またお話したいです、と笑顔をつくって先輩を見送り、校門で足を止めた。顔の筋肉に込めた力をすっと抜くと、さっきまでの会話はすべて他人事のように思われた。辺りはもう暗くなりかけていて、わたしの冷めた表情は誰にも見つからないだろう、と思うと、作り笑顔も何の意味もなさないと気付いて何だか余計に空しくなった。
 のろのろと歩いてゆく先輩は目の前のバス停で待つ男子生徒に声を掛け、親しげに話しはじめた。そしてちょうど滑り込んできたバスに乗り込む。先輩は終始どこか浮かれた様子だった。黒くなりつつある世界の中で動く輪郭線が、その気分の高揚を顕著に表している。それはいい先輩ではなく、本当に、純粋に、女の横顔の曲線だった。男子生徒が一度だけ、ぼんやりとバスを見ていたわたしを振り返ったが、先輩は気にも留めていない様子だった。
 走り去るバスを目で追いながら、最後に見たのはあの男子の顔だったなあ、とふと考えた。先輩の笑顔であるべきなんだろうな、と加えて思う。
 きっと先輩はわたしに綺麗な笑顔を向けてくれたのだと思う。しかしそれを見ないようにしたのは他の誰でもなく、わたしだった。わたしが、目を瞑ったから。
 目を細めて笑うということが、いつしかわたしの癖になっていた。
 弾む会話を止めたくなくて、楽しそうに話す相手の流れを遮りたくなくて。上手に笑えてないことなんて最初からわかっていたけど、目を細めて頬を持ち上げて、目の前の世界を優しい闇で覆ってしまえばわたしはもう幸せの中にいた。記憶に残るのは、目を閉じる寸前の最後まで美しい言葉であり、柔らかな表情であり、温かい空気感だけ。
 故に話のテンポは狂う。相槌も上手くはまらない。けれど、この子はこういう笑いかたをするのだ、こういう間の取りかたをするのだ、という意識を相手の虚心に植え付けてしまえば、後は簡単だった。
 そうしてわたしは自分の笑顔を思い出せなくなった。それらしい作り物だけを賄えるようになるばかりで、変化も誤差もない、いつだって同じ機械的なものだけを身に付けた。今まで感覚的にできていたことに一度理論を与えると、もう元の自然な引き出しかたには戻れない。それが大人になるということだ、と自分に言い聞かせて、もう理解したものとして、無理やり胸に落とし込んできた。とにかく怪訝そうな表情は見たくなかった。自分の言動が、不安や訝りを生みだしたのだと思うと悪寒が走る。だから見なければいい。万が一、ため息や目配せを感じても、視覚で捉えなければわたしは真として認めないから。
 誰を待つのでもなく、ただ立ち尽くしていた。暮れなずむ気配も見せず、空は急激に彩度を落としていく。追い越していく生徒たちの背中には皆、羽根が生えているように見えた。軽やかに歩める、高らかに笑える、幸せになれる清廉な羽根が。

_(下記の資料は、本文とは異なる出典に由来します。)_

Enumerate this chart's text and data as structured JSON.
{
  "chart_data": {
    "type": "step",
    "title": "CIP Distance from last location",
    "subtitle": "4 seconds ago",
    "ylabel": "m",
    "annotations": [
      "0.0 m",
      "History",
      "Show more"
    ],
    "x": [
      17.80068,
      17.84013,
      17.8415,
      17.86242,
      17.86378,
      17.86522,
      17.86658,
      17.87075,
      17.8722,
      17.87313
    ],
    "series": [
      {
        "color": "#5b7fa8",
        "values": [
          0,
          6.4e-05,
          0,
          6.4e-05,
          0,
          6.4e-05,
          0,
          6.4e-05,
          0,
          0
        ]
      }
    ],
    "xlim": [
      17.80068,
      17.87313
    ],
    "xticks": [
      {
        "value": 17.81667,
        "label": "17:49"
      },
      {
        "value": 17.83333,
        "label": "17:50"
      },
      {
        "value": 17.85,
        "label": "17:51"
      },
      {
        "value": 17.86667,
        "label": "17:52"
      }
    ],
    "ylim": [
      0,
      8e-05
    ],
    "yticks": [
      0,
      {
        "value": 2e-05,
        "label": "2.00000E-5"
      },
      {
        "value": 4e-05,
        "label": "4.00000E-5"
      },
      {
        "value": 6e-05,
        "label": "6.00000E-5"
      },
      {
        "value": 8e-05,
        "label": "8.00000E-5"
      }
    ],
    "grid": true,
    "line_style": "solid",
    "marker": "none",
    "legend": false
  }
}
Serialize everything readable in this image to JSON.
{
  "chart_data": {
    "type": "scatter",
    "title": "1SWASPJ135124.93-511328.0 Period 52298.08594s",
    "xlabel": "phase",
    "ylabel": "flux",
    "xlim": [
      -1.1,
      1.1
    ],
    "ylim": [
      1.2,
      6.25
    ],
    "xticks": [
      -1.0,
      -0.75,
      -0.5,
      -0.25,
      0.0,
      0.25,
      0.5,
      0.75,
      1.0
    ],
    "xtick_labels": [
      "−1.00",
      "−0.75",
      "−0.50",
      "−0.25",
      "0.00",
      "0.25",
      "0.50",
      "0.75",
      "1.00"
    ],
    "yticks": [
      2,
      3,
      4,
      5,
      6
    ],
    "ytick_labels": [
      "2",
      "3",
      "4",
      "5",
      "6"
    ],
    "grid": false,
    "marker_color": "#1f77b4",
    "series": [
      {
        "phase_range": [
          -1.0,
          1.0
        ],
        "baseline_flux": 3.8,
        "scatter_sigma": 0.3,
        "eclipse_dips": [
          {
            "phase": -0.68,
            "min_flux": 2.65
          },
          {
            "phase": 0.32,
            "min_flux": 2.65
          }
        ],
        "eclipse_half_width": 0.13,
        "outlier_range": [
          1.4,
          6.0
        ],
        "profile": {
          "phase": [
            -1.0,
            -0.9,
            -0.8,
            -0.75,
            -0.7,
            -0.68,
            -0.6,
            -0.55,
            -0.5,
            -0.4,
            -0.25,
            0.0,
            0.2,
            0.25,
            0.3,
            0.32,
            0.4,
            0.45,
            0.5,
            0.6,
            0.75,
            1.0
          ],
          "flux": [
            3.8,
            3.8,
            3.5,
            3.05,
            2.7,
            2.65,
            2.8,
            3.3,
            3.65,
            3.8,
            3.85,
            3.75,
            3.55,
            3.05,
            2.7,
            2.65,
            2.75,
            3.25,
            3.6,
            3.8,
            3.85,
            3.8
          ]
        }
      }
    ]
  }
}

 自分の背中にそっと手を当ててみたけれど、わたしのそこには何もなかった。ただ硬い骨が触っただけだった。見上げた空は、吸い込まれそうな闇だったけれど、穢れたわたしを掬いあげてはくれなかった。
 冬の風がひゅうと吹きこんで、髪を後ろへさらっていく。目に刺さるような冷たさが涙を呼んだ。目尻に水滴が溜まる。髪を撫でつけながらわたしは、ただただ、心の扉を開けっぱなしにしていくすべての流れを受け止めていた。
「久野さん」
 風に逆らわずに振り返ると、斜めがけの鞄を肩にかけた男子生徒が不思議そうにわたしを見ているのがわかった。彼を見とめてから、はあい、と遅れて返事をした。桃井くんだ。
「なに、泣いてんの」
「あー……うん」
 風が強くて、と目を擦ると、桃井くんは、そっかそっかと頬を緩めた。
「それ、ちゃんと巻いたら」
 桃井くんの指の先にはわたしのマフラーがあった。だらりと垂れ下がったそれを持ち上げると、少しだけ、心がほっと温かくなった気がした。
「誰か待ってる?」
「そんな感じ」
「ふうん」
「ふうんってなに」
「いや、別に」
 空中に頬をついて少し考え込むような素振りをしたかと思うと、桃井くんは、じゃあ、とさっさと歩いていく。またね、と遅れて返すと、彼はさっと片手を上げた。
 桃井くんの深紅のマフラーがわたしの視界の中でやけに異彩を放っていた。それをまたぼんやりと眺めていると、彼がいきなり振り向いて、よい週末を、とわたしに会釈した。
「あ、またね!」
 突然の言葉に対応しきれず不完全な笑顔を向けてしまったが、彼にとってはどうでもよいことらしく、桃井くんはちょっと宙に浮いているような特徴的な歩き方で帰途を進む。不自然に持ち上げられた頬は自分の意志では下りてこず、目は三日月形に歪んでいるはずだ。鏡で見なくてもわかる、作りの悪い表情を顔に張り付けたまま、わたしは彼の背中に流れるマフラーを見つめていた。
 桃井くんの姿が曲がり角に消えても、廻る風に目を閉じると、浮かんでくるのはあの色合い。モノクロウムの些細なコントラストに色の違いや物体の存在の確かさを委ねようとする空の下、何故か残るのは一瞬のきらめきであり、あの深紅であり。
 静かで、それでいて爆発的なあの一瞬の煌めきが、わたしをリセットした。幼くて素直だった頃にふっと戻れたような優しい思いがした。その一方で、また。新しいものを引っ張って来てしまったようだ。
 いつだって宇宙に奇跡を起こすのは、あの情熱的な深紅なのだ。